Com o 5G, a expectativa é que o valor do contrato médio (não do topo, que é sempre destinado a um grupo limitado de consumidores abastados) permita que grande parte dos consumidores tenha acesso a uma experiência que supera o que o ser humano é capaz de absorver. Em outras palavras, teremos uma capacidade de transmissão de dados com uma qualidade que deve atingir e superar o que olhos e ouvidos humanos são capazes de distinguir, e esta experiência plena será a mesma para todos os consumidores.

Além disso, algumas das frequências do 5G têm maior habilidade de travessia de elementos sólidos, o que faz com que o sinal de uma antena no exterior do prédio atinja a todos os seus ambientes, mesmo aqueles mais internos.

A maior parte dos cabos que ocupam os postes das cidades brasileiras – fibra ótica, telefone, TV a cabo, backbones de internet dedicada, etc. se tornarão obsoletos e desaparecerão em breve. As cidades agradecem.

E também não precisaremos mais de roteadores wi-fi porque os dados serão entregues diretamente a cada equipamento – Tablet, Smart TVs, smartphones, computadores, geladeiras ou robôs, diretamente da antena emissora na torre externa.

Claro que não faltarão aplicações para toda esta performance. Exames de alta complexidade, que geram grande quantidade de imagens de altíssima definição, passarão, enfim, a compor o rol de recursos da telemedicina, que é o atendimento remoto por profissionais ou robôs, com orientação de médicos à distância.

O impacto na necessidade de armazenamento ainda não é claro. A lógica indica que a nuvem terá um impulso comercial, pois o acesso a ela será muito mais rápido. Mas o comportamento do consumidor pode ir em outra direção, optando por baixar e ter grandes quantidades de dados em suas máquinas. O tempo dirá.

Mas, seguramente, os aplicativos web que não são instalados na máquina do usuário passarão a ter a mesma performance que a vista na versão local. A indústria de máquinas como computadores sem disco, com baixa capacidade de processamento e baixíssimo custo, os netbooks, florescerá.

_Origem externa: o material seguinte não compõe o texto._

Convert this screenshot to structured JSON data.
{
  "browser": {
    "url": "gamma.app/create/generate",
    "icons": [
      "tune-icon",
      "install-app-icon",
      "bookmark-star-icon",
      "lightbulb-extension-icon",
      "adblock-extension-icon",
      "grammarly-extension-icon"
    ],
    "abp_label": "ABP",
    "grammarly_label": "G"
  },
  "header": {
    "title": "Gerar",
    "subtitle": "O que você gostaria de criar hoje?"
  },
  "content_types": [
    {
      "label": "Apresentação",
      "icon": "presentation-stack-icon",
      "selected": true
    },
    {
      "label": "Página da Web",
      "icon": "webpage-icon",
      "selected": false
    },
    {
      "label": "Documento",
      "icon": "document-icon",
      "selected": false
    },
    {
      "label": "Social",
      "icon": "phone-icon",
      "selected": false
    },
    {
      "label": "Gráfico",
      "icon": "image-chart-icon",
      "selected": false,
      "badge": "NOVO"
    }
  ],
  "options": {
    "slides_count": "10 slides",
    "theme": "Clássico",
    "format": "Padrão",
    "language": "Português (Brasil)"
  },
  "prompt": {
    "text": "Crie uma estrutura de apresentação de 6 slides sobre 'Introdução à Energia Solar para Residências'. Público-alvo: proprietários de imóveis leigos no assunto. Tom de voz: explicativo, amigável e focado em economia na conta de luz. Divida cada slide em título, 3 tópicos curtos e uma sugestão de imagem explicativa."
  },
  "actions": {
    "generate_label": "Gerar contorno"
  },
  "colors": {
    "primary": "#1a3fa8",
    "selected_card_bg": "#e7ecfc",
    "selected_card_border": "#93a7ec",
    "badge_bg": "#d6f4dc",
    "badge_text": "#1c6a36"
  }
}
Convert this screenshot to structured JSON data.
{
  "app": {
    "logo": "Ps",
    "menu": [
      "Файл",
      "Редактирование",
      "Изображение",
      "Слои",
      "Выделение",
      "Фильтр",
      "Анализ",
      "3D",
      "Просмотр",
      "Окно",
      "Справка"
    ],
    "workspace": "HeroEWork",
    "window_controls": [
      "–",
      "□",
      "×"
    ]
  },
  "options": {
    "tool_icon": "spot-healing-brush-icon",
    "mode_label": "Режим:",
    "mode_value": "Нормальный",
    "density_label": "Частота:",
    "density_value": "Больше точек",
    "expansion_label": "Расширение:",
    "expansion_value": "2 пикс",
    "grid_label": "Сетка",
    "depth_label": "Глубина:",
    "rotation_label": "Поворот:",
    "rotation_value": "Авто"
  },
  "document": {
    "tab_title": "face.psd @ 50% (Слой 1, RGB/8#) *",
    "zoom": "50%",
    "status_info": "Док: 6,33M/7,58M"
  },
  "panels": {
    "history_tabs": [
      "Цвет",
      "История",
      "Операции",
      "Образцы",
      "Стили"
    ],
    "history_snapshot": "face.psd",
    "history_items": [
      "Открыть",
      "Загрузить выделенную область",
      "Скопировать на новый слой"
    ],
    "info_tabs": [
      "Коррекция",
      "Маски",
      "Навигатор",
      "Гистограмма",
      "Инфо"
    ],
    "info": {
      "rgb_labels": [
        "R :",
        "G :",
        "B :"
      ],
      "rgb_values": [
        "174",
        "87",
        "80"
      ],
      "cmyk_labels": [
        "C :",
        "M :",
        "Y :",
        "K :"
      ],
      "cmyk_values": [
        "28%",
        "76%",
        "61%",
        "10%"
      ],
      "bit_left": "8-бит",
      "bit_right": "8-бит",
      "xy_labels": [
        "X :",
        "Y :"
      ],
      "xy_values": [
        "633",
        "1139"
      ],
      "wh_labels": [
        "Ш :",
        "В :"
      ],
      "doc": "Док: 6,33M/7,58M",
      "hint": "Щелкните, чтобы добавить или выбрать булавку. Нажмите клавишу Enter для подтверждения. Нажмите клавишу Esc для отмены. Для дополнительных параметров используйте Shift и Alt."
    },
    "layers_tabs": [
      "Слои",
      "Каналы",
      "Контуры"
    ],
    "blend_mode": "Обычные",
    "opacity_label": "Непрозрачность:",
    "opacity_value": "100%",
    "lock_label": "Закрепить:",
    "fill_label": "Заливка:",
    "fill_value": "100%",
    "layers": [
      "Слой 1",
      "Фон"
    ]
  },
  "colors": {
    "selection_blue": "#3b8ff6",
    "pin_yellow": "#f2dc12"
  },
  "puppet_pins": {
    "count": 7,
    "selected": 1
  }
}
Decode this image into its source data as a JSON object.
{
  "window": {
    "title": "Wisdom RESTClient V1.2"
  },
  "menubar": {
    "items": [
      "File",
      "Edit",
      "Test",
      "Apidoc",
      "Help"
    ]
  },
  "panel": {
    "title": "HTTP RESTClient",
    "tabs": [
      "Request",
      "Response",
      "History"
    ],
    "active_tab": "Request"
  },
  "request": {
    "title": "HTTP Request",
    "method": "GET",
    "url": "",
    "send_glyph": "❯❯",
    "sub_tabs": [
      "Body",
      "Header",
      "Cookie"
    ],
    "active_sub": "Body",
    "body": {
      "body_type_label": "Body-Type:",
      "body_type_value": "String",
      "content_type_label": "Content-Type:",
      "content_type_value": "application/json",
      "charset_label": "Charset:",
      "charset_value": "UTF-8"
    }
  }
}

Por fim, e mais importante: o 5G passa a ser elemento de processamento e não apenas de transmissão. À medida que a velocidade cresce tanto a ponto de possibilitar que o resultado de uma operação possa estar em um servidor do outro lado do mundo instantaneamente, estes dois servidores passam a trabalhar como um só. E então teremos, finalmente, todos os computadores do mundo, efetivamente conectados, como previsto por Isaac Asimov há mais de 30 anos. A capacidade global de encontrar soluções aumentará a tal ponto que supercomputadores passarão a ser plataformas compartilhando suas capacidades de processamento simultaneamente.

Desta forma, o modelo de Open Economy será fortemente impulsionado, pois o uso de grande quantidade de diferentes serviços web em uma única aplicação não implicará mais em perda de performance para o usuário.

Tudo isso está a apenas um ano de distância de nós, no Brasil. Os grandes fornecedores de equipamentos já estão entregando modelos 5G Ready por aqui.

No Natal deste ano, o presente típico debaixo da árvore provavelmente será um equipamento que ainda não foi apresentado, que faz algo que ainda desconhecemos e que usará as habilidades e capacidades do 5G.